I tire of having to keep going to the well to prevent these attempts on my identity/credit. I double down on my request for a pox.
I am grateful that there are some security procedures in place and that they work to the extent they do, though.
It’s not just Ticketmaster, actually… 3D-secure is a whole credit card industry initiative that tries to dynamically evaluate your risk profile on a per-merchant, per-purchase basis: 3-D Secure - Wikipedia
When a purchase is attempted, merchants using this system can send some of the transaction info to the card network (Visa/Mastercard), which can then communicate with your issuing bank, and together they will run automated checks on your identity and whether this purchase matches your previous usage.

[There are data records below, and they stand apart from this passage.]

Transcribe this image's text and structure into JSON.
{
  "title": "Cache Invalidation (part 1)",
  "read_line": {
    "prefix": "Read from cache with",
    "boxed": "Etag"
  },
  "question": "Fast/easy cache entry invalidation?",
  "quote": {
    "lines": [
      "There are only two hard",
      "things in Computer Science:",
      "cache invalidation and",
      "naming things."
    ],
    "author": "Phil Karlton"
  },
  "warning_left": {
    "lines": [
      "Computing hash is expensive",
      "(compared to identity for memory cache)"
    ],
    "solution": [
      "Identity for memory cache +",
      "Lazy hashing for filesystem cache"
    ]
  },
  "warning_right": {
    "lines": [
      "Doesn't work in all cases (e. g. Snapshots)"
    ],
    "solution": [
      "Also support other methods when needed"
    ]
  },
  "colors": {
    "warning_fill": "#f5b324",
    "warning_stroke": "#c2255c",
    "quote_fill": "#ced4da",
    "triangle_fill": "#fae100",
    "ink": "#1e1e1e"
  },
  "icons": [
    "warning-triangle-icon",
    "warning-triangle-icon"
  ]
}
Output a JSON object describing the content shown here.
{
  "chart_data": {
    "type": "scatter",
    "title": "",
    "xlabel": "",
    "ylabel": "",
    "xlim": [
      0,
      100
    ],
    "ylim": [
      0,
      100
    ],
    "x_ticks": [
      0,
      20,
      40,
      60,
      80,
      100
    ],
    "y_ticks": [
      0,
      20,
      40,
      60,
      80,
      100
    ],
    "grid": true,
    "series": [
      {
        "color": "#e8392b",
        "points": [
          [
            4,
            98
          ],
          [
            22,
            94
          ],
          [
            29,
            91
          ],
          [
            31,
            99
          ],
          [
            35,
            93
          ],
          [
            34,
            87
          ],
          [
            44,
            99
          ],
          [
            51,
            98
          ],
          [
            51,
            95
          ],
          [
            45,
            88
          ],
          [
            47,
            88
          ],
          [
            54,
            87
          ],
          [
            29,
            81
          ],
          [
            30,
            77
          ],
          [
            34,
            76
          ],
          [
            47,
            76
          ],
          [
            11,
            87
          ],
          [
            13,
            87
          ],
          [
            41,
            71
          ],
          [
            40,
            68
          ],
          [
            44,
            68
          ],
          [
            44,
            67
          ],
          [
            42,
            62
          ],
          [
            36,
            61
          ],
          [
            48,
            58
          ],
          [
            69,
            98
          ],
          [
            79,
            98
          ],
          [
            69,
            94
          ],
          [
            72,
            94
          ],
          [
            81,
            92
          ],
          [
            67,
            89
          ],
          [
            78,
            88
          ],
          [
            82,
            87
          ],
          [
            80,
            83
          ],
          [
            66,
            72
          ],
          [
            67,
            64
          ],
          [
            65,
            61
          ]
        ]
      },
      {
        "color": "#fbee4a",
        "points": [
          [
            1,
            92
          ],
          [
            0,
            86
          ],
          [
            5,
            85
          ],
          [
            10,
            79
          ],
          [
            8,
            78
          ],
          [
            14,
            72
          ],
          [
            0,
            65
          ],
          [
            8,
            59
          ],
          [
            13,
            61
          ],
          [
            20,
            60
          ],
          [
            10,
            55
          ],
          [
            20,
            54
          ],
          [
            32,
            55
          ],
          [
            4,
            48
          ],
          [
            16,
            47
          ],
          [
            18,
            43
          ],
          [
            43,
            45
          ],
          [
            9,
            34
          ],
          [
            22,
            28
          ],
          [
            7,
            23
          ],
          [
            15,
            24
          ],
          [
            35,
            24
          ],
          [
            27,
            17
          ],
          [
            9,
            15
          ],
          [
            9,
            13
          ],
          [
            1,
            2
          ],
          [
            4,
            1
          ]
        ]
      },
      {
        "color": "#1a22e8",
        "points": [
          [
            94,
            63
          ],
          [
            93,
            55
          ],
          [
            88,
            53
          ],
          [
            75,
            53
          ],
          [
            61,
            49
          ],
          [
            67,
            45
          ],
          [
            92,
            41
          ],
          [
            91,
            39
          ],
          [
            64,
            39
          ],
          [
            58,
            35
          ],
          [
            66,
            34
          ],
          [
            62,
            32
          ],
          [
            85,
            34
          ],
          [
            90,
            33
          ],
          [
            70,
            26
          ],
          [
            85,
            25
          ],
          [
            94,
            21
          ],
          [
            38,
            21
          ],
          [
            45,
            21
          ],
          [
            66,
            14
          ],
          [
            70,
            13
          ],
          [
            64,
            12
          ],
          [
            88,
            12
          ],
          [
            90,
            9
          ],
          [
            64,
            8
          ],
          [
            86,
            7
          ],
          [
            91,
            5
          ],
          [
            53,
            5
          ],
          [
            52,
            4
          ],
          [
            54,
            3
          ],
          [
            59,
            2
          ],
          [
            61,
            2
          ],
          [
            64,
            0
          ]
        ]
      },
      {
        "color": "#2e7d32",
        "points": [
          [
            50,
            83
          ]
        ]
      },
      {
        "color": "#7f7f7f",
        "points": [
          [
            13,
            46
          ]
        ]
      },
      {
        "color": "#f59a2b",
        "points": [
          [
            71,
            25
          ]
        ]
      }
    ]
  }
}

If the automated checks determine it’s likely OK, the transaction successfully processes without further input from you. If something looks suspicious, they may send you a 2FA code, even if you never explicitly opted into it.
I sometimes buy sketchy shit online (like fake video game money) and that always triggers one of these codes. It’s the only time I get 2FA for my credit card purchases that’s not directly from my bank (which texts me as the bank, or notifies me in the app), but from some other shortcode.
It’s annoying, but it might’ve actually protected your card from an unauthorized transaction in this case.
On top of that system, some merchants will also try to opt you into a separate Click to Pay system that replaces your card details altogether with code-based 1FA (they just send you the code via email or text): Buy online even easier with Click to Pay | Visa Sometimes the “use Click to Pay for now on” checkbox is automatically checked and you might opted in by accident.
Seems like they could get that much info just from your mail – most of my credit card bills now don’t list the whole card number, just say ‘the account ending in 1234’. So they know your name & home address, the credit card issuer, and the last 4 digits. And looking at the bill will tell them the kind of businesses you buy from.
Plus they can stuff the bill back into the envelope, seal it up, and toss it into the mail again. Then they have a few days to try something with that info before you ever get the bill. And probably longer – most people aren’t attentive to when their bill normally arrives, so won’t even realize that it was delayed by this interception.